The strategic point for African ownership recurs here. The book frames the choice sharply: Africa "as data source and deployment market for intelligence owned elsewhere — or Africa as builder, validator, and governor of intelligence" (Ch7 §7.7). A policy layer that merely imports foreign approvals makes Africa a deployment market; a policy layer that validates and governs — local validation requirements, African datasets under African governance, AI-literate regulators in functioning sandboxes — builds African ownership. The six principles are universal; the institutions that enact them must be African, and building them is, the book insists, the highest-return investment in the entire stack (Ch4 §4.5.2).
Key terms:
- WHO six principles — protecting human autonomy; promoting human well-being and safety; transparency and explainability; responsibility and accountability; inclusiveness and equity; and responsive and sustainable AI.
- Software as a Medical Device (SaMD) — software intended for a medical purpose that functions without being part of a hardware device; the regulatory category many health AI tools fall under.
- Regulatory sandbox — a supervised environment where innovations operate under defined scope and monitoring while evidence and regulation co-develop, turning the regulator from gatekeeper to learning partner.
- AU Continental AI Strategy (2024) — the African Union's framework setting the harmonization direction for national AI strategies and health-AI regulation.
Knowledge check: Q: Name the WHO six principles for AI ethics and governance. A: Protecting human autonomy; promoting human well-being and safety; transparency and explainability; responsibility and accountability; inclusiveness and equity; and responsive and sustainable AI.
Q: What chicken-and-egg problem does a regulatory sandbox solve? A: Regulators cannot write good rules for categories they have never observed, and innovators cannot generate evidence for categories prohibited by ambiguity; the sandbox lets evidence and rules co-develop under supervision.

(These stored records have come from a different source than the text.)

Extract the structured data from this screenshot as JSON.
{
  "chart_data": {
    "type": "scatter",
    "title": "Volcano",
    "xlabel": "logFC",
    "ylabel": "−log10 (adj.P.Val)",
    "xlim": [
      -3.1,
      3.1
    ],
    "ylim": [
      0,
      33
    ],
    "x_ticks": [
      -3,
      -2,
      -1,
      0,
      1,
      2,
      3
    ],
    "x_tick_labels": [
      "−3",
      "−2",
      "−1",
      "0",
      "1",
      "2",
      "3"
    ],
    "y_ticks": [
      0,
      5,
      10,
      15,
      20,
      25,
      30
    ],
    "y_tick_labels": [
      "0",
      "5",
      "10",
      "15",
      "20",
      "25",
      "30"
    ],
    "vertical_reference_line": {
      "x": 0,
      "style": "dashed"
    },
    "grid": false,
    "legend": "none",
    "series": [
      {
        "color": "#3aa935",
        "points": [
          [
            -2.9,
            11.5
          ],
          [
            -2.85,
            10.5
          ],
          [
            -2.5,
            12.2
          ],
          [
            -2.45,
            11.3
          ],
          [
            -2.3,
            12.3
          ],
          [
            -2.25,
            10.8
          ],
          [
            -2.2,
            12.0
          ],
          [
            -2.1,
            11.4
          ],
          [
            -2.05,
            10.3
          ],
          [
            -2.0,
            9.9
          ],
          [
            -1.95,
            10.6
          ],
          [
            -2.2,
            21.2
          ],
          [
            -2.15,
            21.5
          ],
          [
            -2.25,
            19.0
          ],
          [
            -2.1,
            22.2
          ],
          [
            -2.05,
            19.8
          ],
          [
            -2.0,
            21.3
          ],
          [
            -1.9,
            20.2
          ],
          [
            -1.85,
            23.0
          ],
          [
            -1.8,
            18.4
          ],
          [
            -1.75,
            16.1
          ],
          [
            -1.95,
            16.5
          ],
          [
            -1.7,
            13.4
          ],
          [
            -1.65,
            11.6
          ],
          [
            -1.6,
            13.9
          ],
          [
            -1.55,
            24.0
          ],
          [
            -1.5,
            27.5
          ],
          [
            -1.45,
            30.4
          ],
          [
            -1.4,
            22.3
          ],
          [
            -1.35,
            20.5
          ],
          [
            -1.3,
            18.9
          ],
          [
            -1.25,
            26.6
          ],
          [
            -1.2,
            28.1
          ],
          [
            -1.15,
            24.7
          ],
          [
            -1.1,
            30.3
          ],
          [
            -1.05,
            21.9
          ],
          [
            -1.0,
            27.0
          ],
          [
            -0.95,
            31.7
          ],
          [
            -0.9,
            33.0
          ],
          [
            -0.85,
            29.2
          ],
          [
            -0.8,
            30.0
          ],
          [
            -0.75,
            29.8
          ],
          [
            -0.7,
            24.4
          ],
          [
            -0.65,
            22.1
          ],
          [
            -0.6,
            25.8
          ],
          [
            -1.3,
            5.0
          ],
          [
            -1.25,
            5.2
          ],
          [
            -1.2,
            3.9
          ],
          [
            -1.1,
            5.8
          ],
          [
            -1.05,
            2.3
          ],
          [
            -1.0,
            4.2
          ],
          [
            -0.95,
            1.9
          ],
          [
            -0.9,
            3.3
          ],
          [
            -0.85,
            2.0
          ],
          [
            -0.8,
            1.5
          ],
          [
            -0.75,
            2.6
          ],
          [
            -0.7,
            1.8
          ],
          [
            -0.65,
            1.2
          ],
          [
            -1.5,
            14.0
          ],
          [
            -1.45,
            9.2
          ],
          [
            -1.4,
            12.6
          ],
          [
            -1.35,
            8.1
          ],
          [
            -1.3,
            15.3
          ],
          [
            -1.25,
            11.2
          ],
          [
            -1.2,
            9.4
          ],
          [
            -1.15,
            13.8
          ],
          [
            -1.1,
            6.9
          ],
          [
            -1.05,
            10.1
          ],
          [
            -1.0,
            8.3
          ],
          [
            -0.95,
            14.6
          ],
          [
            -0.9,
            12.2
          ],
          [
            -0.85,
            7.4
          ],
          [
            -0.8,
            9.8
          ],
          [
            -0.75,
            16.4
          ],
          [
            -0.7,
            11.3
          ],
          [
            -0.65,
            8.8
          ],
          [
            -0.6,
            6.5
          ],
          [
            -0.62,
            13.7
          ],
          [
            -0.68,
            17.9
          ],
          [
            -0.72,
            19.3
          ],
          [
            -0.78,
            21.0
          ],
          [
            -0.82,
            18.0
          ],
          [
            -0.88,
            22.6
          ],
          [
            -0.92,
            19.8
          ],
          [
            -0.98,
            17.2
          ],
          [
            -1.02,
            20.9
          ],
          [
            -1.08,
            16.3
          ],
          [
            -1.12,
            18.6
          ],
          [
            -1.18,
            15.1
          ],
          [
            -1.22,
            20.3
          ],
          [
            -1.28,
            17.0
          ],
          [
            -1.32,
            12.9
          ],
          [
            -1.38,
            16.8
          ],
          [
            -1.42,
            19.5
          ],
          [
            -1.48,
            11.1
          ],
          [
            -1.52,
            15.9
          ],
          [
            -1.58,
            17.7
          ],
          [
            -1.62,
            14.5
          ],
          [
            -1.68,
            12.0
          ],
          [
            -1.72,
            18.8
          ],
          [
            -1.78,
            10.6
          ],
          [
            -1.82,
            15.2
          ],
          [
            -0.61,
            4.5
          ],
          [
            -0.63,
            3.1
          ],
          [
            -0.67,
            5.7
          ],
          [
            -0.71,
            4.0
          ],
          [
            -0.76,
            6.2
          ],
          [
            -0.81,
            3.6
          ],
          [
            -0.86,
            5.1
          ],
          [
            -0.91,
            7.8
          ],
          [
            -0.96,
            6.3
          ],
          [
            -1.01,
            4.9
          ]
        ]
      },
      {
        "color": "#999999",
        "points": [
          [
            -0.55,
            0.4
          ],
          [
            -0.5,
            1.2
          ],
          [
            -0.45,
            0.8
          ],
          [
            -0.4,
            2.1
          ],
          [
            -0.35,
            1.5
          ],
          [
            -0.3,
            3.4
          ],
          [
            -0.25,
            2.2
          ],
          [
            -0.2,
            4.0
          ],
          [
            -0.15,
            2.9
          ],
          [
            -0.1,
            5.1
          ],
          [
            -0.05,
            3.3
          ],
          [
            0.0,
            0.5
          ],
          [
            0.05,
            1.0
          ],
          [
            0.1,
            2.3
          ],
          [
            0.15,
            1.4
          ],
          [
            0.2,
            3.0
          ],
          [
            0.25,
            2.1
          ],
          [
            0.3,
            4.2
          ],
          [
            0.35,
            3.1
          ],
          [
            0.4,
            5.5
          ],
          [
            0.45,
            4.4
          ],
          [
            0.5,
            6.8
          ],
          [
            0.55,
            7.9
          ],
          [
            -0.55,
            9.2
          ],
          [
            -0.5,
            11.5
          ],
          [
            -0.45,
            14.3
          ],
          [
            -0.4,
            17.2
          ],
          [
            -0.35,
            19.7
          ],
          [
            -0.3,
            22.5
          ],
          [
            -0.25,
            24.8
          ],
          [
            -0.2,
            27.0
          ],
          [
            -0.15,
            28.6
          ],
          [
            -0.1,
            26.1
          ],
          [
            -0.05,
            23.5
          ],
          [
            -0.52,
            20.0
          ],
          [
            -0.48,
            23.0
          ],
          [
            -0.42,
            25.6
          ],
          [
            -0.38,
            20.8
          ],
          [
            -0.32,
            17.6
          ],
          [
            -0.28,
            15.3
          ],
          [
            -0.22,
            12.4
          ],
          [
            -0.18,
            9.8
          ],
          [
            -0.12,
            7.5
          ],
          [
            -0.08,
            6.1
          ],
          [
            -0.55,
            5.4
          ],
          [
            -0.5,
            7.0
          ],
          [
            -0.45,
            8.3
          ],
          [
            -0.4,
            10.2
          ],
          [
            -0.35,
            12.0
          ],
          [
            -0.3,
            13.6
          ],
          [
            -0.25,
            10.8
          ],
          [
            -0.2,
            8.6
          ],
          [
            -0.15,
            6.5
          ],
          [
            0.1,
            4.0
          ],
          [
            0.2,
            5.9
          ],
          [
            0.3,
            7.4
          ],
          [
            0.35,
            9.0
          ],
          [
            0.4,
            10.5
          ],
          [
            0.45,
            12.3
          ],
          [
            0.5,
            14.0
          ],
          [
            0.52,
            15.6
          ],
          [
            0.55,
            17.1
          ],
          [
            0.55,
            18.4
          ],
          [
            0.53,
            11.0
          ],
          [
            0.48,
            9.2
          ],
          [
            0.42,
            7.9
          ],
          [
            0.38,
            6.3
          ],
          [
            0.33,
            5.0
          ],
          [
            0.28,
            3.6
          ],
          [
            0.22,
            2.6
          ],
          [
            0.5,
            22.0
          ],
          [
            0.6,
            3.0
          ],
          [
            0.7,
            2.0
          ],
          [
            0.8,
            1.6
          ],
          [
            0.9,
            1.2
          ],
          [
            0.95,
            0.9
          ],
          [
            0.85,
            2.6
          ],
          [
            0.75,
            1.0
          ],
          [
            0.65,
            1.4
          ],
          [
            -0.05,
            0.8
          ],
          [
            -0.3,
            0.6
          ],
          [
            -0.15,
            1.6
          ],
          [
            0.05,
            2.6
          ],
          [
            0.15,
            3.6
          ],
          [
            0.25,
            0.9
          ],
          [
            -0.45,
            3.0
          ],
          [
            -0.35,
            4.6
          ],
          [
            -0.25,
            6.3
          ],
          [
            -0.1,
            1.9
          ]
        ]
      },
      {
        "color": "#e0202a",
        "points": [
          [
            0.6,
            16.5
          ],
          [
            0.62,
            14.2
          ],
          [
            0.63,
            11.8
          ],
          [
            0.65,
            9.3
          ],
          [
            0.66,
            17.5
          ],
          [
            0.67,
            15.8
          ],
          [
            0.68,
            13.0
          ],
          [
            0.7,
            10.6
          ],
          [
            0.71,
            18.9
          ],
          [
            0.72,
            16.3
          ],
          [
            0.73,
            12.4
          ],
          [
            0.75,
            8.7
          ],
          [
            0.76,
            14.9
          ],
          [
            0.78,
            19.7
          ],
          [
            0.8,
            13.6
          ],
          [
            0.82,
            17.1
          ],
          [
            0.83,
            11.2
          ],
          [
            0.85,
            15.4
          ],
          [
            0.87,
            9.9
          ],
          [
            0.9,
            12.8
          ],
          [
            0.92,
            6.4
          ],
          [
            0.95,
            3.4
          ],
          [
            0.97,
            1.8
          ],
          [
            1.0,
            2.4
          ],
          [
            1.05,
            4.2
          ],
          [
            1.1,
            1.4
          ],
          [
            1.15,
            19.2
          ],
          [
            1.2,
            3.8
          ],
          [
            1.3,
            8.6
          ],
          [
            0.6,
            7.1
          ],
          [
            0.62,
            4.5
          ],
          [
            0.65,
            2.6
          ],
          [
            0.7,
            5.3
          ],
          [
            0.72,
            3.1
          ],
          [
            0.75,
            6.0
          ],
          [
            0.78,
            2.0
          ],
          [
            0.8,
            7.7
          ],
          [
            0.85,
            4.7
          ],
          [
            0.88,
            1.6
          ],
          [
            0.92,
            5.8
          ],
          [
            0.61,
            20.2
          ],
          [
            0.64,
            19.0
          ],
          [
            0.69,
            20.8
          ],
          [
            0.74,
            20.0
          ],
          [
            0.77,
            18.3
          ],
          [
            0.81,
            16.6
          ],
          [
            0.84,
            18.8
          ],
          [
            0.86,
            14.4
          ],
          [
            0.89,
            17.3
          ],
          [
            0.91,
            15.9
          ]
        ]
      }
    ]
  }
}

Q: How does the policy layer determine whether Africa is a "deployment market" or an "owner"? A: Merely importing foreign approvals makes Africa a deployment market; requiring local validation, building African datasets under African governance, and resourcing AI-literate regulators in functioning sandboxes builds ownership.
Summary: WHO's six principles are the consensus frame, each mapping to operational practice. Africa's policy layer is consolidating — AU continental strategy, national strategies, SaMD pathways — with the regulatory sandbox as the venue where evidence and rules co-develop. Whether the layer imports approvals or validates and governs decides whether Africa is a deployment market or an owner of its health AI.